Intentó matar a Jeslyn unas cuantas veces más, pero la niña tenía una larga vida por delante, por eso, cuando Emilee propuso la idea de inyectar a Jeslyn con ATOM, no dudó en aceptar.

…..

Jeslyn jadeó asombrada después de escuchar la confesión del Sr. Wales. Se echó a reír antes de que las lágrimas resbalaran por sus ojos.

—¡Eres un alma malvada, Sr. Wales! —Se levantó de su asiento y agarró su bolso. Estaba a punto de irse cuando se volvió y prometió con una sonrisa villana en sus labios.

—Destruiré a tus hijas. Suplicarán por la muerte, pero ninguna, les concederé una muerte rápida —dijo en una voz inaudible, casi como un susurro.

—¿Qué pasa con lo que me prometiste? —preguntó el Sr. Wales en pánico.

—Jajajaja…Incluso después de que Jeslyn salió de la sala de visitas, su risa sarcástica todavía resonaba en la mente del Señor Wales. No necesitaba que ella dijera las palabras, pero por su reacción a la historia, el Señor Wales creía que Jeslyn estaba volviendo por su cabeza.

Si tan solo supiera que la persona que vendría por su cabeza esta noche no era Jeslyn, sino un ser más aterrador.

En medio de la noche, todos los reclusos estaban durmiendo, sin embargo, la celda del Señor Wales estaba siendo abierta. Un carcelero entró en la celda y despertó al Señor Wales: —Si quieres vivir, ¡sígueme ahora! —dijo la voz masculina. La persona tenía una gorra negra cubriendo su rostro pero llevaba el uniforme de un carcelero.
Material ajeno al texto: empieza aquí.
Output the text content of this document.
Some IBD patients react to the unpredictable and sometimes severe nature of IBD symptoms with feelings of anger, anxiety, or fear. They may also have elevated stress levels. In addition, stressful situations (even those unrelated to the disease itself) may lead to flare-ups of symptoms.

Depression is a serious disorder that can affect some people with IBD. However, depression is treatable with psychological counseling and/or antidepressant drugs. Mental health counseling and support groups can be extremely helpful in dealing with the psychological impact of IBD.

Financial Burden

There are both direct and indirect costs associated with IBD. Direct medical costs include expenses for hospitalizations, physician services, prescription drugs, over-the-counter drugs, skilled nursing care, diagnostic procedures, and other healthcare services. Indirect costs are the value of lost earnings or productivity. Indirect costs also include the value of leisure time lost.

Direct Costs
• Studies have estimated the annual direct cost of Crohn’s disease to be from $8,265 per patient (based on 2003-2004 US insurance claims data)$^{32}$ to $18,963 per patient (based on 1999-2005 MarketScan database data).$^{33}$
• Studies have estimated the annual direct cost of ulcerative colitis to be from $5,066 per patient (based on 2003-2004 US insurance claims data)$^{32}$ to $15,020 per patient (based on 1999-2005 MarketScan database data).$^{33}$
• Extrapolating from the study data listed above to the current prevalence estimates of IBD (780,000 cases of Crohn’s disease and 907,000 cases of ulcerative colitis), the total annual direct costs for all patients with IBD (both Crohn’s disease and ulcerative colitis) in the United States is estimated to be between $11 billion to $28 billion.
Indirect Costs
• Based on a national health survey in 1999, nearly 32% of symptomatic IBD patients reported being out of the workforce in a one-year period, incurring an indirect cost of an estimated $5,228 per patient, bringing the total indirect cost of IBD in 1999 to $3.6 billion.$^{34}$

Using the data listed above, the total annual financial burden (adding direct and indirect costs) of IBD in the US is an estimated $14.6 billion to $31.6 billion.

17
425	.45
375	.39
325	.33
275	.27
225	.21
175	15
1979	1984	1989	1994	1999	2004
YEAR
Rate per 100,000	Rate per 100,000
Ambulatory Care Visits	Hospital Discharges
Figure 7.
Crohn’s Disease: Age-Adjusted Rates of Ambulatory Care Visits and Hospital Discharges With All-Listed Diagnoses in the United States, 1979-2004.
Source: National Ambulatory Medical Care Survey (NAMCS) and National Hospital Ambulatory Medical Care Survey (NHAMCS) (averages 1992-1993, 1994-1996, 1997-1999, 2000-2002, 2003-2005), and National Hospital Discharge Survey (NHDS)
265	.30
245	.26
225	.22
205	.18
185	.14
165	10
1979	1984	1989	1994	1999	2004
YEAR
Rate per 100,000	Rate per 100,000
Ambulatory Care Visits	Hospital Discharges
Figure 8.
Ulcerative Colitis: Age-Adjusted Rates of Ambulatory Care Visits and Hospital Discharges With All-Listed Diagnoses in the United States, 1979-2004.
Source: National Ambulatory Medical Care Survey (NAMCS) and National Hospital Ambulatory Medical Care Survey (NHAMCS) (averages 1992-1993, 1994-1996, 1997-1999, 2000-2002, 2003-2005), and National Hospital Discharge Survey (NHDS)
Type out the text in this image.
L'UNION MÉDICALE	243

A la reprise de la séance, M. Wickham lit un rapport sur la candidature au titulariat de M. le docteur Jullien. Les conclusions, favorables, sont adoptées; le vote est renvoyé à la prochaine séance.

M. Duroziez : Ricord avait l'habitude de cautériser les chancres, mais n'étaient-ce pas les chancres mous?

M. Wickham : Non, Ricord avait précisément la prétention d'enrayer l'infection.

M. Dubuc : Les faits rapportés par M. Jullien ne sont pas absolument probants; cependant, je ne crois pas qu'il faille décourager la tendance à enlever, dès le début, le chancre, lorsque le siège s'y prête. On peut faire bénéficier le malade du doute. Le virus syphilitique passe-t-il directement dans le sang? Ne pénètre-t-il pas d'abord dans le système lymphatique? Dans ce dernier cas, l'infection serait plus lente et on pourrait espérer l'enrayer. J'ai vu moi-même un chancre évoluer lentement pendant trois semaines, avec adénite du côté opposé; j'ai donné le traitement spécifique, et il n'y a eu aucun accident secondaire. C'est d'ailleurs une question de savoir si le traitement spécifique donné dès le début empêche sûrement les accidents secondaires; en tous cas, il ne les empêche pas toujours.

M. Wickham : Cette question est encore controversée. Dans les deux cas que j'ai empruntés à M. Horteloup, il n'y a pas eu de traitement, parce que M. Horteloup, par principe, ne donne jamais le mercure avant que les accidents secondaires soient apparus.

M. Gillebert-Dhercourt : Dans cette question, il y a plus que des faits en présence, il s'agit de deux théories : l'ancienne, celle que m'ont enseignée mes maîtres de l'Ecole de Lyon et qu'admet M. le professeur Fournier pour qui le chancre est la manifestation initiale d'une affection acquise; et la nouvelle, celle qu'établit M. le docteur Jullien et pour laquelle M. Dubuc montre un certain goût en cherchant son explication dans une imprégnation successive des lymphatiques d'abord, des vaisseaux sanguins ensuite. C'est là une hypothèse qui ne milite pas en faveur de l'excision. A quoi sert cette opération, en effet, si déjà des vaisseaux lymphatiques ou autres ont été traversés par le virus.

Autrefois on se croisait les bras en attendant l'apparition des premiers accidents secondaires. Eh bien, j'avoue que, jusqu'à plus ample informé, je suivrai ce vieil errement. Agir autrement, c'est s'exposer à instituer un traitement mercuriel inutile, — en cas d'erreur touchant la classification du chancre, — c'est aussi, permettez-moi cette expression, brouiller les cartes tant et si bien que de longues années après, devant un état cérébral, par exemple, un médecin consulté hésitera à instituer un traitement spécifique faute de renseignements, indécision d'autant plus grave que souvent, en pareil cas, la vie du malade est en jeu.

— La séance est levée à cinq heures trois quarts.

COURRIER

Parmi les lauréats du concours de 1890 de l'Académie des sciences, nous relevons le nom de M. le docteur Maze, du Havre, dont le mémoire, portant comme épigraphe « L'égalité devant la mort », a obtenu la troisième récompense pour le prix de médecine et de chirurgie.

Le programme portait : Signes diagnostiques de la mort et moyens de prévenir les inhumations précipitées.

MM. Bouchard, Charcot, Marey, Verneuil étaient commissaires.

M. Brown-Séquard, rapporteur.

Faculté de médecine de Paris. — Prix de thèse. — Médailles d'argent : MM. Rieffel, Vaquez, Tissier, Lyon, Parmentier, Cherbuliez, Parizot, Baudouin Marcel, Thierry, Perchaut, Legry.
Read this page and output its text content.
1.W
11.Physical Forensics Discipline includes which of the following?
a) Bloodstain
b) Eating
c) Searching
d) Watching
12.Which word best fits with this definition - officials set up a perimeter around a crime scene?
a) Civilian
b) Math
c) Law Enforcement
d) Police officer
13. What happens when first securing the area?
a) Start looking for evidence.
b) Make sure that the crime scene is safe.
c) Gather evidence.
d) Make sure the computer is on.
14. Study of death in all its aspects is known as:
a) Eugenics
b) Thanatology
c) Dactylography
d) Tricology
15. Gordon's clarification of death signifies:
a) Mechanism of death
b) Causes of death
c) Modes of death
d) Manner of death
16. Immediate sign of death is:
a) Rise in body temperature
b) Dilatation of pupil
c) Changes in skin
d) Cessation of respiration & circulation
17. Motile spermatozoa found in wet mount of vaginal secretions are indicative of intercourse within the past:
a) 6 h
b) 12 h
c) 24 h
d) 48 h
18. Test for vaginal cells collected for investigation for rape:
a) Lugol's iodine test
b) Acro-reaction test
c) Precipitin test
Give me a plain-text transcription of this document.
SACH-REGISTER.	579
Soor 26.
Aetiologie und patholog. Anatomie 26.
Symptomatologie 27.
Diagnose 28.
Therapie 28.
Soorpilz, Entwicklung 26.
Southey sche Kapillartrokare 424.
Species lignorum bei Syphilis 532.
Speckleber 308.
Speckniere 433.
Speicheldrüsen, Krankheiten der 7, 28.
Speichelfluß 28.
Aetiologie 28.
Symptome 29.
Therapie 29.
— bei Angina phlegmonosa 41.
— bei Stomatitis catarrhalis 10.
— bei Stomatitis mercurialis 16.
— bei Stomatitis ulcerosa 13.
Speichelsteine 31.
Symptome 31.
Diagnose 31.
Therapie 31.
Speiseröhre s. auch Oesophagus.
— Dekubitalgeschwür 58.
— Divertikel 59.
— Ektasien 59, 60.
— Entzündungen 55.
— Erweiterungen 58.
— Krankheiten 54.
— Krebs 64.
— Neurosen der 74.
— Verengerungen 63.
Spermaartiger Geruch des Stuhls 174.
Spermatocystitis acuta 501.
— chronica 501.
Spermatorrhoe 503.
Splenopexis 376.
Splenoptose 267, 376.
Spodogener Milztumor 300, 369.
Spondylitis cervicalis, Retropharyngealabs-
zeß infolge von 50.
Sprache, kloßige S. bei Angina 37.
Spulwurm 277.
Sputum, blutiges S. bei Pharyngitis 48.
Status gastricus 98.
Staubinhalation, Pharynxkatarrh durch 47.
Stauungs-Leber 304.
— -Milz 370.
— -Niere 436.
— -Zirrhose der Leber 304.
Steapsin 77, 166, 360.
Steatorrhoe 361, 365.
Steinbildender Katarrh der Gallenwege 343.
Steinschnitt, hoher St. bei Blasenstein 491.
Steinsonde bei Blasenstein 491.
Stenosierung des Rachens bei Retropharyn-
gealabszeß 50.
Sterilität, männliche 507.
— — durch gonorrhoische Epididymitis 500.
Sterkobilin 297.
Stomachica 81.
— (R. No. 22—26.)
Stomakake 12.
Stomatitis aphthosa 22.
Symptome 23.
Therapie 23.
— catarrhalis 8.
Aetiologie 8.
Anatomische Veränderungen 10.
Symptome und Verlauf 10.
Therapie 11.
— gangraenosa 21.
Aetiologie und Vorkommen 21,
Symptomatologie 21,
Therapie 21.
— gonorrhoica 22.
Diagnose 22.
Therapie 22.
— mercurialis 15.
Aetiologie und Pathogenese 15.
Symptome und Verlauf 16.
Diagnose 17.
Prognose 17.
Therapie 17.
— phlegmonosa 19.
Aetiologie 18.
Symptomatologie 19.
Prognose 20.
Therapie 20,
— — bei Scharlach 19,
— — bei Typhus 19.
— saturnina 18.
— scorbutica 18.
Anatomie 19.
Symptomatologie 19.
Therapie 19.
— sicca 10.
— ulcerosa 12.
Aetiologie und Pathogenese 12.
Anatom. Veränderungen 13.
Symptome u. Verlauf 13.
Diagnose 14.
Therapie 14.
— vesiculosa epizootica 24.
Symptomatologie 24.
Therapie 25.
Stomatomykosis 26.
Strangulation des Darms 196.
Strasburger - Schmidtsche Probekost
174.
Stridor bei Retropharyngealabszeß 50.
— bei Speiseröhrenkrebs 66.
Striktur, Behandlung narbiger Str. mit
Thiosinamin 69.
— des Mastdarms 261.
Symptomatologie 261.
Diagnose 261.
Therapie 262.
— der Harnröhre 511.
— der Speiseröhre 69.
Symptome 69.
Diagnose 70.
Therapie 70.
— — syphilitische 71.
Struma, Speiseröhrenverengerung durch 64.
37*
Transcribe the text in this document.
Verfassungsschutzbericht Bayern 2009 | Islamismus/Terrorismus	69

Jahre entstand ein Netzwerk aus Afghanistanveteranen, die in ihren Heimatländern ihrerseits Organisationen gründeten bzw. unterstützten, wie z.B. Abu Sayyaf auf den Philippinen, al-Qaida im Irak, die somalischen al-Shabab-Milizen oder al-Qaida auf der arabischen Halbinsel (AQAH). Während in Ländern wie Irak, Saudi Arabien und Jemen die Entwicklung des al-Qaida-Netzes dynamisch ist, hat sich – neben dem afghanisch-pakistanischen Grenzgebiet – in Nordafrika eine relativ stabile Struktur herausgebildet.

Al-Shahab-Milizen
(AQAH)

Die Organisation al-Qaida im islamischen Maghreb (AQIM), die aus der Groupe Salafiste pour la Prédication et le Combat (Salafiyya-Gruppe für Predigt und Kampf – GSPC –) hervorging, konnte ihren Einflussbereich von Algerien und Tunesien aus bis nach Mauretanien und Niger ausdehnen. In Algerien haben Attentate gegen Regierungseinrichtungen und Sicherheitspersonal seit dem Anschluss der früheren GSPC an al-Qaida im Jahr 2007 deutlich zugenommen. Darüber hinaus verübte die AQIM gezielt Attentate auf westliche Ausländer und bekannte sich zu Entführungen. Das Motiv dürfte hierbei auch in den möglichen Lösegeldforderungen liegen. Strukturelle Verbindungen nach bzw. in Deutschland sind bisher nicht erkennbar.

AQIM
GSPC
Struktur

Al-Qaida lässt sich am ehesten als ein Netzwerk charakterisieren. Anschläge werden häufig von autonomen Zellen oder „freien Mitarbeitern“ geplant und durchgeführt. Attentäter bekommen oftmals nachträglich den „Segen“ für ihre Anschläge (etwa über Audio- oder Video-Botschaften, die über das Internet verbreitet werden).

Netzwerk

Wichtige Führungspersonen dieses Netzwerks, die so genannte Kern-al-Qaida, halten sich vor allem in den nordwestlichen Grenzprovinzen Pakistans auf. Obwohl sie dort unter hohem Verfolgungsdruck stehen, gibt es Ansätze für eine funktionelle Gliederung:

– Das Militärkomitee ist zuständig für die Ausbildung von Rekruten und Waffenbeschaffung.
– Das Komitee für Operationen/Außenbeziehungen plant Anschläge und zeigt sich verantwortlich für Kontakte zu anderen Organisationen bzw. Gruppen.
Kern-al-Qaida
—¿Q– quién eres? —el Señor Wales entró en pánico. —Tu hija, Emilee, me envió a buscarte. Jeslyn envió a algunas personas para matarte esta noche —dijo la persona.

Al escuchar que era su hija, el Señor Wales ya no dudó de la persona. Nadie sabía que tenía una hija, Emilee. Aquellos que lo sabían ya estaban muertos. Con la ayuda del hombre que parecía ser un experto en fugas de prisión, el Señor Wales escapó de la prisión.

Para él, estaba siendo llevado a su hija. Sin embargo, cuando el coche se detuvo repentinamente en un lugar desconocido y vio a la persona que lo sacó de la cárcel, el Señor Wales casi se desmayó. —¿T– tú? —tartamudeó.

—Sí, yo. ¿Te acuerdas de mí? —la voz fría de la persona rompió la espesura de la noche, enviando un escalofrío por la espalda del Señor Wales. —S– sí —perdió el apoyo de sus piernas y cayó al suelo. —Por favor, ¡no me mates!